Un discorso parallelo vale anche per la Russia. L’aumento di instabilità nelle relazioni e sui mercati del greggio va anche a vantaggio di Mosca, per cui l’esportazione di idrocarburi è il principale canale di indotto (basti pensare che vende il suo greggio sotto l’indice Urals al disopra del tetto al prezzo occidentale dai primi di luglio). Più aumenta il valore del petrolio e più soldi da utilizzare nell’offensiva contro l’Ucraina scorrono nei forzieri del Cremlino. In più, per Mosca, il caro-benzina ha il gradito effetto di aumentare la pressione sociale ed erodere il fronte occidentale a sostegno di Kyiv – in un periodo delicatissimo di campagna elettorale in Unione europea, Stati Uniti e Regno Unito. Benefici che Vladimir Putin deve però bilanciare con il rischio di inimicarsi Israele, rimasto neutrale rispetto all’invasione dell’Ucraina.

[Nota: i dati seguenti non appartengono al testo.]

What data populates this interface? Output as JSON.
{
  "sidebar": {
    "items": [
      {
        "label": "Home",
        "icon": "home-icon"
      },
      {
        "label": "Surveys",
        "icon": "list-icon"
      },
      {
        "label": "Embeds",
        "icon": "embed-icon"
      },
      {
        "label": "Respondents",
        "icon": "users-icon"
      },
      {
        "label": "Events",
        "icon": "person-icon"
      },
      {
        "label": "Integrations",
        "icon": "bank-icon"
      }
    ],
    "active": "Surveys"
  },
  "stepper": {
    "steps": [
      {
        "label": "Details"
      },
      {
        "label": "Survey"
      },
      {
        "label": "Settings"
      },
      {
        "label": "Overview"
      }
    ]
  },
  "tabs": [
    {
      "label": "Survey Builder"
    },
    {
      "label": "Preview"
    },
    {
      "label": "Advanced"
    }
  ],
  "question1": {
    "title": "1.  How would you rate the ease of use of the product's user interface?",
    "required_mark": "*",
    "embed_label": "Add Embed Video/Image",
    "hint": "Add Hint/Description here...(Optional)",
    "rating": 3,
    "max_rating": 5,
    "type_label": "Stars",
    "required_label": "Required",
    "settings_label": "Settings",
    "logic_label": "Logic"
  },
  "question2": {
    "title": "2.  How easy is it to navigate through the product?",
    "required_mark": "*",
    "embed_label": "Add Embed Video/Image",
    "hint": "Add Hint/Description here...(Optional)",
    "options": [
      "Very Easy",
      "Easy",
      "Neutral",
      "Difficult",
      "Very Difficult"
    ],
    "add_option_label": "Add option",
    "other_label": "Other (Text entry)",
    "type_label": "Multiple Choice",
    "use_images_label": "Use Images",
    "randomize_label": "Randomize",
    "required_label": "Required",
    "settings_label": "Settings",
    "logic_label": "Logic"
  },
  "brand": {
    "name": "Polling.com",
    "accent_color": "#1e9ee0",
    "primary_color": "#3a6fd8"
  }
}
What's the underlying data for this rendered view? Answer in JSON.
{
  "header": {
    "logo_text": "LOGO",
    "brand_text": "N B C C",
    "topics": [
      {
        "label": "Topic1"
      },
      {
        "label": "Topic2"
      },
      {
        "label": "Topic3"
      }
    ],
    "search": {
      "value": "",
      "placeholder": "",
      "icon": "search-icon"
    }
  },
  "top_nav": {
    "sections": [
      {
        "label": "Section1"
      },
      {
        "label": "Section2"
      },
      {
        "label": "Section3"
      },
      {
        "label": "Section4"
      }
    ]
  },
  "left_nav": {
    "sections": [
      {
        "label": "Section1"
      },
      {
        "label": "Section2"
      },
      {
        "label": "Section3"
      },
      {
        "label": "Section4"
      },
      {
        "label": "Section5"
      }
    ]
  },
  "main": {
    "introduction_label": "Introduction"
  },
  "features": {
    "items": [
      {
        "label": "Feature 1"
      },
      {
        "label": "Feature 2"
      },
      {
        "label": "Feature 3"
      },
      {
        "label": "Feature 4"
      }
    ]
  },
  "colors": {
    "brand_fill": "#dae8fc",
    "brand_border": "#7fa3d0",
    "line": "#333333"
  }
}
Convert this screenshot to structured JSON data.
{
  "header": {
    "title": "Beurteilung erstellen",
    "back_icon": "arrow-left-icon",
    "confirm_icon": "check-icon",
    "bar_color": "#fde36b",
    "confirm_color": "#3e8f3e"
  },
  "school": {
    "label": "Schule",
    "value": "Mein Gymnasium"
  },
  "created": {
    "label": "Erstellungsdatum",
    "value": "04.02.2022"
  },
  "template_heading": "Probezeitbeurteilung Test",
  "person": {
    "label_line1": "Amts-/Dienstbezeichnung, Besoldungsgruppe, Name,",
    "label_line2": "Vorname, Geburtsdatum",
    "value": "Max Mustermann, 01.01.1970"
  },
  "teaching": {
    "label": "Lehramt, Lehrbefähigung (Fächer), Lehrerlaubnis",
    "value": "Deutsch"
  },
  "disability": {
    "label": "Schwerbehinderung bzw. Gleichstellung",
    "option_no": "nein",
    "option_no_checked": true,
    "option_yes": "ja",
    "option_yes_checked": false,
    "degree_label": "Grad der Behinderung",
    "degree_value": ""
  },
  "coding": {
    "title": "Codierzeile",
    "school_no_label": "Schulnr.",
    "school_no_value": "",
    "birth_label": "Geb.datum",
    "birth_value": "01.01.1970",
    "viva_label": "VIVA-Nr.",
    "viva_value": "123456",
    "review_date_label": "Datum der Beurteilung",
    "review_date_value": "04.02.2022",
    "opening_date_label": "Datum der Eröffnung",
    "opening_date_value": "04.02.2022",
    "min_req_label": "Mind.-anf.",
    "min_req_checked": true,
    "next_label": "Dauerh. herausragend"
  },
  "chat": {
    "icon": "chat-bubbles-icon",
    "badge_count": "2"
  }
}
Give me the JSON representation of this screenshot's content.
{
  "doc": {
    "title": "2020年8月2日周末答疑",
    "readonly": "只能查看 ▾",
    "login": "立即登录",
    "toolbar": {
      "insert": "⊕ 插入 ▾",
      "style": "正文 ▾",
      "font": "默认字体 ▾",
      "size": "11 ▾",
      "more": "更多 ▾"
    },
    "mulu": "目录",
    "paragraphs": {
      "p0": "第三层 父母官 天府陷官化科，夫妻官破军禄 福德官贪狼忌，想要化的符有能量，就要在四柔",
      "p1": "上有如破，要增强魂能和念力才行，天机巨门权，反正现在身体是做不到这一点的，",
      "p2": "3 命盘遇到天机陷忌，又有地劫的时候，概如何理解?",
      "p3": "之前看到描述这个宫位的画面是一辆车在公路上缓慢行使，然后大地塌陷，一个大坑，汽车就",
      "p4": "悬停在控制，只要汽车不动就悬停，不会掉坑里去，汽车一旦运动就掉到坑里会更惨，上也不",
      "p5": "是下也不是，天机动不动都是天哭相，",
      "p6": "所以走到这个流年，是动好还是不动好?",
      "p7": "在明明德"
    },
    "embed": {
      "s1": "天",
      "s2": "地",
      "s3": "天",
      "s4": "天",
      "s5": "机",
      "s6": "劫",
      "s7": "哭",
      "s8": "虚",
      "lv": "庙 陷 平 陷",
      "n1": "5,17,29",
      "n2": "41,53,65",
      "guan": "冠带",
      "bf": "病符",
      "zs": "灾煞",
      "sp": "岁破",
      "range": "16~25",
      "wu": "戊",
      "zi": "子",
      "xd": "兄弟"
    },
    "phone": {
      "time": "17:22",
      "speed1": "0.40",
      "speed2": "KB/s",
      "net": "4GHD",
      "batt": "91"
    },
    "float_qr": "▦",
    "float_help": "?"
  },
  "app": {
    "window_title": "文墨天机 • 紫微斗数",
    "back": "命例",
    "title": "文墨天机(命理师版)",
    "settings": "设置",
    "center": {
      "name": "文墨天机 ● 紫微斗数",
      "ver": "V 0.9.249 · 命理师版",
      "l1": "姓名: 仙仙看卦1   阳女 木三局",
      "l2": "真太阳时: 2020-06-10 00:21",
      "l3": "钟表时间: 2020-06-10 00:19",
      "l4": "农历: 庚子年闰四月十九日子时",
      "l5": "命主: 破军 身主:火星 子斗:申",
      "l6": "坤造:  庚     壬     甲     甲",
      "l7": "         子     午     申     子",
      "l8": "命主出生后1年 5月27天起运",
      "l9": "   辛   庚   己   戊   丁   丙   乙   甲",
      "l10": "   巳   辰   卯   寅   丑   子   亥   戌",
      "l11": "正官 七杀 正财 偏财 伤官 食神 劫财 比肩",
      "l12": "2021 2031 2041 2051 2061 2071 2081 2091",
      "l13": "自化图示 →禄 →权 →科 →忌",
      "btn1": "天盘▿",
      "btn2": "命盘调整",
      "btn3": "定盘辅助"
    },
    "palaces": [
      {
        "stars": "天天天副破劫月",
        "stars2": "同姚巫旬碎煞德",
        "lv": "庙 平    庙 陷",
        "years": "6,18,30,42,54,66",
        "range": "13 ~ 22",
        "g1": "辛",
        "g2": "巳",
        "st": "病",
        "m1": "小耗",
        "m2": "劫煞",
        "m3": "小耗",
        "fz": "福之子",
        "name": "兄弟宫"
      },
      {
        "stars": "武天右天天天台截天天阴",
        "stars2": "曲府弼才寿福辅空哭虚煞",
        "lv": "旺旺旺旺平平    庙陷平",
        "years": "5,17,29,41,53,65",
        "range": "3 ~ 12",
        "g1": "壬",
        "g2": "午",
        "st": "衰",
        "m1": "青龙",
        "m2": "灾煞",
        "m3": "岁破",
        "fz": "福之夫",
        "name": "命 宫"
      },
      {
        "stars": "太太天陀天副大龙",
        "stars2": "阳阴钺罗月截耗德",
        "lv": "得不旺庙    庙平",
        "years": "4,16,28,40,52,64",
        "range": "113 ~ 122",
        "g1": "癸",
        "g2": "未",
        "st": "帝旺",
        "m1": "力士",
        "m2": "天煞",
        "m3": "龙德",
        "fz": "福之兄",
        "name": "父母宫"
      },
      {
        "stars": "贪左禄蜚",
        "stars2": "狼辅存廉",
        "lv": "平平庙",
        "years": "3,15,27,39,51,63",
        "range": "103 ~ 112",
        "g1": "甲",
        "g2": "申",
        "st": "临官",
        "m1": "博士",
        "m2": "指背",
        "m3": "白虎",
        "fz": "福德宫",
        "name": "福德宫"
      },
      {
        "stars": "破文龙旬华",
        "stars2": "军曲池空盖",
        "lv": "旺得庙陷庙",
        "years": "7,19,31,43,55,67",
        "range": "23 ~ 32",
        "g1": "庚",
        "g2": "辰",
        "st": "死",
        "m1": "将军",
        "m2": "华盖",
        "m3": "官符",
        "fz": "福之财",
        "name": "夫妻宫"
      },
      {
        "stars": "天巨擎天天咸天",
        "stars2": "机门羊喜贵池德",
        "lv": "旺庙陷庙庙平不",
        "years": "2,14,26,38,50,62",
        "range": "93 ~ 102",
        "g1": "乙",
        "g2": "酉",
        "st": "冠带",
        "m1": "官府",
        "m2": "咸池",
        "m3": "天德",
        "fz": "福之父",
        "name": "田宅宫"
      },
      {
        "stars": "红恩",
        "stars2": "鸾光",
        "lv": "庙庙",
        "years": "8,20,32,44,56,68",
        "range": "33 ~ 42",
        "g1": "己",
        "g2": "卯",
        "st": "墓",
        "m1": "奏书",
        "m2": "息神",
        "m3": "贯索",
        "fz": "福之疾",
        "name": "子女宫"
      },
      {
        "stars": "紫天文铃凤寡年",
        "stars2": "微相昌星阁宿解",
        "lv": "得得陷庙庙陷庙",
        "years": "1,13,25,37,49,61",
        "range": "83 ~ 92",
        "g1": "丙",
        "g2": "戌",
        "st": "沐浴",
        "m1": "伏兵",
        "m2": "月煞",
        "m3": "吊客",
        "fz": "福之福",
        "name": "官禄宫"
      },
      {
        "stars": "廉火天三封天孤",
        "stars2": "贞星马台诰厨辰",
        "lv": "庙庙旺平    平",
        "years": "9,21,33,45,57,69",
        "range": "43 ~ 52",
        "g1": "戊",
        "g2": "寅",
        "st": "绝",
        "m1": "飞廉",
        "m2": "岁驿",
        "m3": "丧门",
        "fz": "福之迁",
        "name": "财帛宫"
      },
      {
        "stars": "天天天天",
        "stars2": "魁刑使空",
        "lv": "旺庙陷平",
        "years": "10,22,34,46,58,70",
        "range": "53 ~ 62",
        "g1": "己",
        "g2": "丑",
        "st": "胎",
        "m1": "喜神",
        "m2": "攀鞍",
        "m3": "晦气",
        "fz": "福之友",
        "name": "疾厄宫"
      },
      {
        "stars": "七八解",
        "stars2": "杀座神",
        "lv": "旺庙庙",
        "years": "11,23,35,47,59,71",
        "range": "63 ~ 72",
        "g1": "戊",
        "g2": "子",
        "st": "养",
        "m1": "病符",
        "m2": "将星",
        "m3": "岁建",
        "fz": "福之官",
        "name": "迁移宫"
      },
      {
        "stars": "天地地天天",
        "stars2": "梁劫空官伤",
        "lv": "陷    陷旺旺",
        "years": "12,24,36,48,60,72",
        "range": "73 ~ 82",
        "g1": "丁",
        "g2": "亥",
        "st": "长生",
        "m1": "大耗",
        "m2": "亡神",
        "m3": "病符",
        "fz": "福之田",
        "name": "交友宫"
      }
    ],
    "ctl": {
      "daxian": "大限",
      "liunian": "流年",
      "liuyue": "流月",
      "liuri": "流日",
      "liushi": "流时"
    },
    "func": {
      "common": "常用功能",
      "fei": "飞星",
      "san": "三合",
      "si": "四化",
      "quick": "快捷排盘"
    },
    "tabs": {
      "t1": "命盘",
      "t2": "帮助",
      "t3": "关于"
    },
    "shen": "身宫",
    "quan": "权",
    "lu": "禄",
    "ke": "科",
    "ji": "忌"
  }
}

Sono tanti i tasselli nel mosaico, e ogni sviluppo potrebbe portare ramificazioni che vanno ben al di là del Medioriente. Un’eventualità che i Paesi occidentali, Italia inclusa, vogliono scongiurare lavorando per vie diplomatiche. Ma il sentimento diffuso tra gli addetti ai lavori è che gli eventi messi in moto dall’attacco di Hamas ridisegneranno permanentemente perlomeno gli equilibri regionali, e forse anche quelli globali.